Just like in the case with the initiative to turn the entire district into one community that was given to the Vovchansk district… The same initiative was communicated to almost half of such districts.”

This shows us that local officials build the system to fit their own aims. They realize that if some powers will be delegated to the community, the functions of regional agencies will be neutralized. That is why they transform the district into one community in order to stay in charge of it. This will change the sign on the office’s door plate, but this won’t change the level of their influence. Communities must not be dictated with whom to unite, they should be motivated by what is expedient for the community: logistics or connection between settlements. In the region we have this typical situation when two village councils are located on both sides of a district border being closer to one another than to other village councils within their districts. They are united by close distance, schools, history, or family ties. They are willing to unite, but they are not given a chance to do that.

Regional officials say that they have to employ administrative measures because no initiatives come from the bottom. But since the process began already and it has to be realized…”

It’s true. The majority of village councils make no haste. They need time to think over and consult with locals, whereas officials want the fulfillment of the plan and indicators... There was no hurry in Poland. It’s like the case with a disease – one may not report that flu was cured in two hours. Well, of course one may give such a report, but it won’t cure the flu.”

All disputes are around the association of communities. If we recollect the reform that was discussed in Ukraine in 2004 there was the same attempt to change regional borders. Are you a supporter of such a reform?”

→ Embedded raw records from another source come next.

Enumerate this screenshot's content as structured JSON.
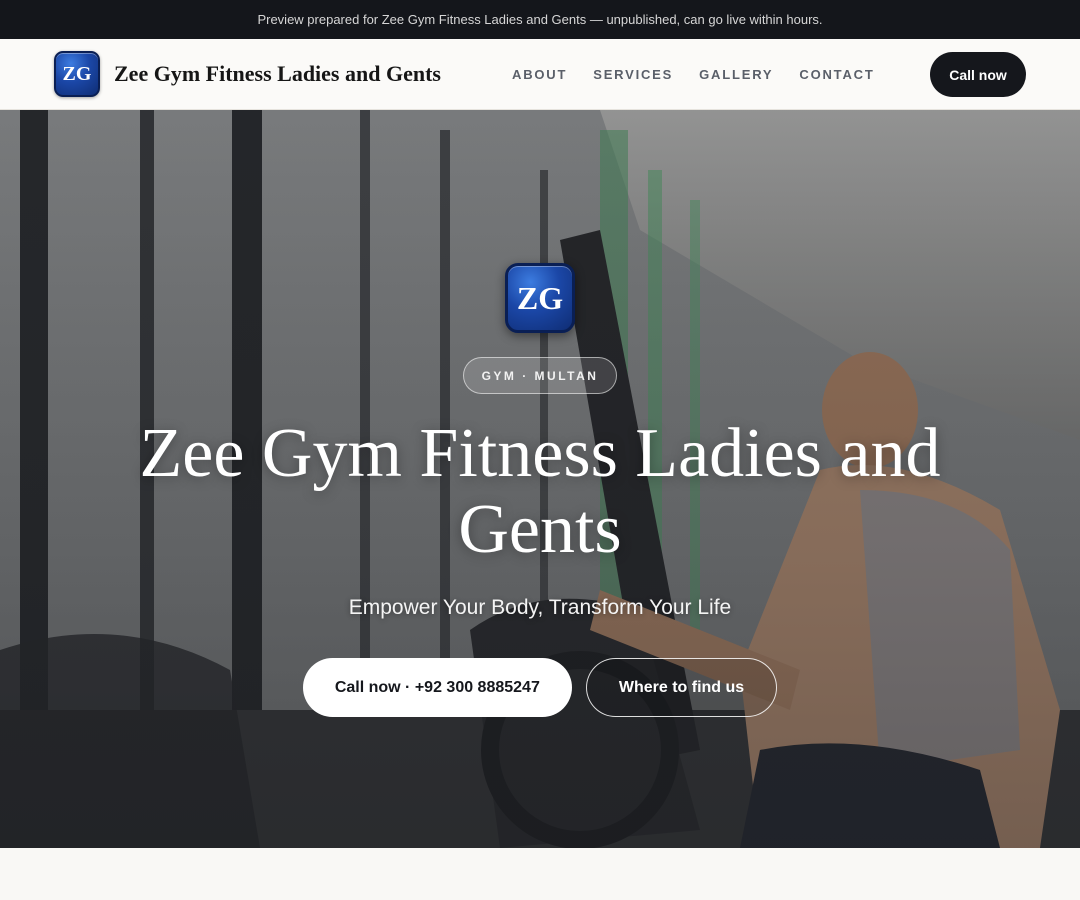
{
  "banner": {
    "text": "Preview prepared for Zee Gym Fitness Ladies and Gents — unpublished, can go live within hours."
  },
  "nav": {
    "logo_initials": "ZG",
    "brand_name": "Zee Gym Fitness Ladies and Gents",
    "links": [
      "ABOUT",
      "SERVICES",
      "GALLERY",
      "CONTACT"
    ],
    "cta_label": "Call now"
  },
  "hero": {
    "logo_initials": "ZG",
    "tag": "GYM · MULTAN",
    "title": "Zee Gym Fitness Ladies and Gents",
    "subtitle": "Empower Your Body, Transform Your Life",
    "primary_button": "Call now · +92 300 8885247",
    "secondary_button": "Where to find us"
  },
  "colors": {
    "banner_bg": "#14161b",
    "nav_bg": "#fbfaf8",
    "cta_bg": "#15171c",
    "logo_blue": "#1b47a7",
    "accent_green": "#3fbf6a"
  }
}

I am an opponent of that. In medicine when treating a difficult and complex polytrauma there is the rule of the common sense. The most critical risks must be eliminated first. The same principle applies to politics and social life. We do have problems with regions. But do you really believe that changes in the regions’ borders will make a break-through in the political, economic, and social matters? No way! That’s why we have to lay the foundation. The creation of the community is the establishment of the running base that is able to resolve both social and household issues. That is crucial. “Social-being” determines consciousness. After this, one may move on.”